Okay, but where’s the magic? The magic is that the number of petals on almost all flowers is a number in the Fibonacci sequence. If I draw a picture of the sequence as a series of increasingly large squares, the squares will fit perfectly next to each other. If I then draw a line through the squares, I’ll get a spiral. This spiral is an amazing representation of an elephant’s trunk, a snail, a hurricane, or a spiral galaxy. We see the Fibonacci sequence in nature, in art, in architecture, in music. The math is all around us, amazingly represented by a simple sequence of numbers that a first grader could understand.

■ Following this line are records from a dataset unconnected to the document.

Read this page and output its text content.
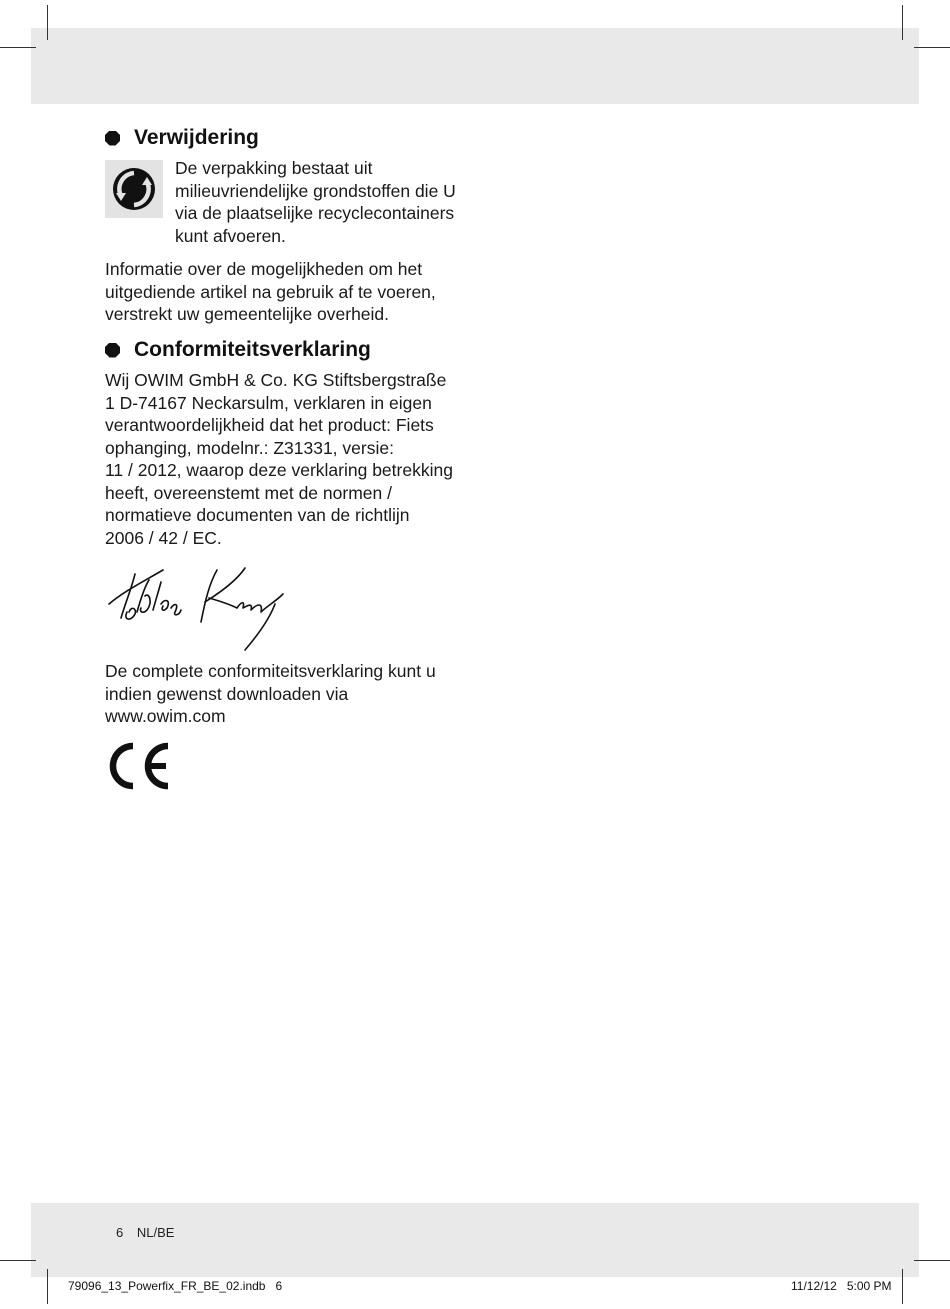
Verwijdering
De verpakking bestaat uit
milieuvriendelijke grondstoffen die U
via de plaatselijke recyclecontainers
kunt afvoeren.
Informatie over de mogelijkheden om het
uitgediende artikel na gebruik af te voeren,
verstrekt uw gemeentelijke overheid.
Conformiteitsverklaring
Wij OWIM GmbH & Co. KG Stiftsbergstraße
1 D-74167 Neckarsulm, verklaren in eigen
verantwoordelijkheid dat het product: Fiets
ophanging, modelnr.: Z31331, versie:
11 / 2012, waarop deze verklaring betrekking
heeft, overeenstemt met de normen /
normatieve documenten van de richtlijn
2006 / 42 / EC.
De complete conformiteitsverklaring kunt u
indien gewenst downloaden via
www.owim.com
6 NL/BE
79096_13_Powerfix_FR_BE_02.indb   6	11/12/12   5:00 PM
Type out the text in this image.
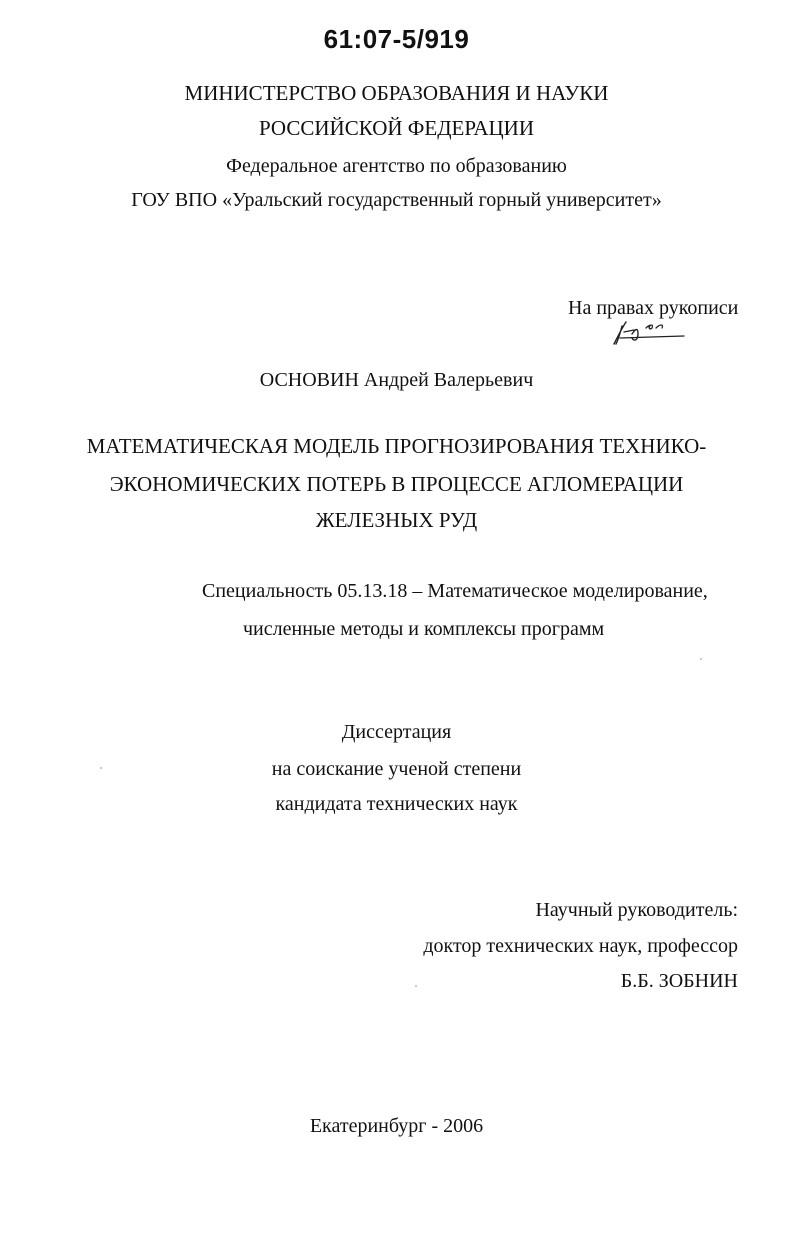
61:07-5/919
МИНИСТЕРСТВО ОБРАЗОВАНИЯ И НАУКИ
РОССИЙСКОЙ ФЕДЕРАЦИИ
Федеральное агентство по образованию
ГОУ ВПО «Уральский государственный горный университет»
На правах рукописи
ОСНОВИН Андрей Валерьевич
МАТЕМАТИЧЕСКАЯ МОДЕЛЬ ПРОГНОЗИРОВАНИЯ ТЕХНИКО-
ЭКОНОМИЧЕСКИХ ПОТЕРЬ В ПРОЦЕССЕ АГЛОМЕРАЦИИ
ЖЕЛЕЗНЫХ РУД
Специальность 05.13.18 – Математическое моделирование,
численные методы и комплексы программ
Диссертация
на соискание ученой степени
кандидата технических наук
Научный руководитель:
доктор технических наук, профессор
Б.Б. ЗОБНИН
Екатеринбург - 2006
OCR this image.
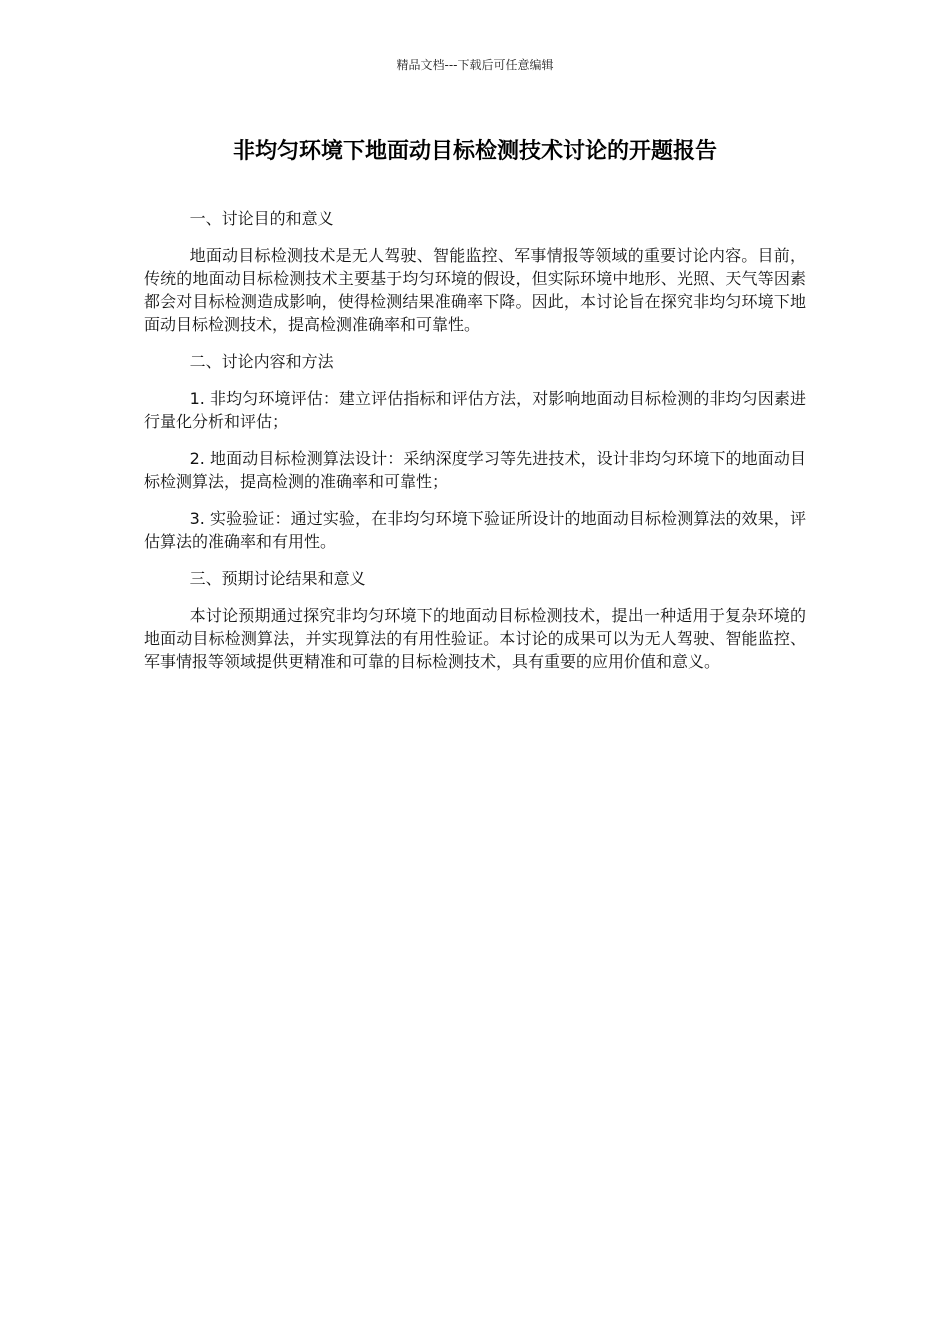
精品文档---下载后可任意编辑
非均匀环境下地面动目标检测技术讨论的开题报告

一、讨论目的和意义

地面动目标检测技术是无人驾驶、智能监控、军事情报等领域的重要讨论内容。目前，传统的地面动目标检测技术主要基于均匀环境的假设，但实际环境中地形、光照、天气等因素都会对目标检测造成影响，使得检测结果准确率下降。因此，本讨论旨在探究非均匀环境下地面动目标检测技术，提高检测准确率和可靠性。

二、讨论内容和方法

1. 非均匀环境评估：建立评估指标和评估方法，对影响地面动目标检测的非均匀因素进行量化分析和评估；

2. 地面动目标检测算法设计：采纳深度学习等先进技术，设计非均匀环境下的地面动目标检测算法，提高检测的准确率和可靠性；

3. 实验验证：通过实验，在非均匀环境下验证所设计的地面动目标检测算法的效果，评估算法的准确率和有用性。

三、预期讨论结果和意义

本讨论预期通过探究非均匀环境下的地面动目标检测技术，提出一种适用于复杂环境的地面动目标检测算法，并实现算法的有用性验证。本讨论的成果可以为无人驾驶、智能监控、军事情报等领域提供更精准和可靠的目标检测技术，具有重要的应用价值和意义。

If we can show them the magic, they are much more likely to want to learn the foundational pieces of math that will get them to the “cool stuff”. When I ran my elementary school math camp, I focused on the magic. I wanted the students to see that there was something past the boring computational part of math. I took what I learned in these “magic” lessons and created The Math Kids series. Each book is focused on an area of math that most kids are not exposed to, and certainly not at an elementary school level – topics like the Fibonacci sequence, prime numbers, pi, knot theory, probability, proofs, Pascal’s triangle, and more. Each book is a mystery which the Math Kids – four elementary school students – use their math skills to solve. For kids who don’t like math, maybe they’ll like it a little more after reading the books. If not, they’ll still have read an interesting mystery book. For kids who love math, I think they’ll come away with an even greater appreciation of a fascinating subject.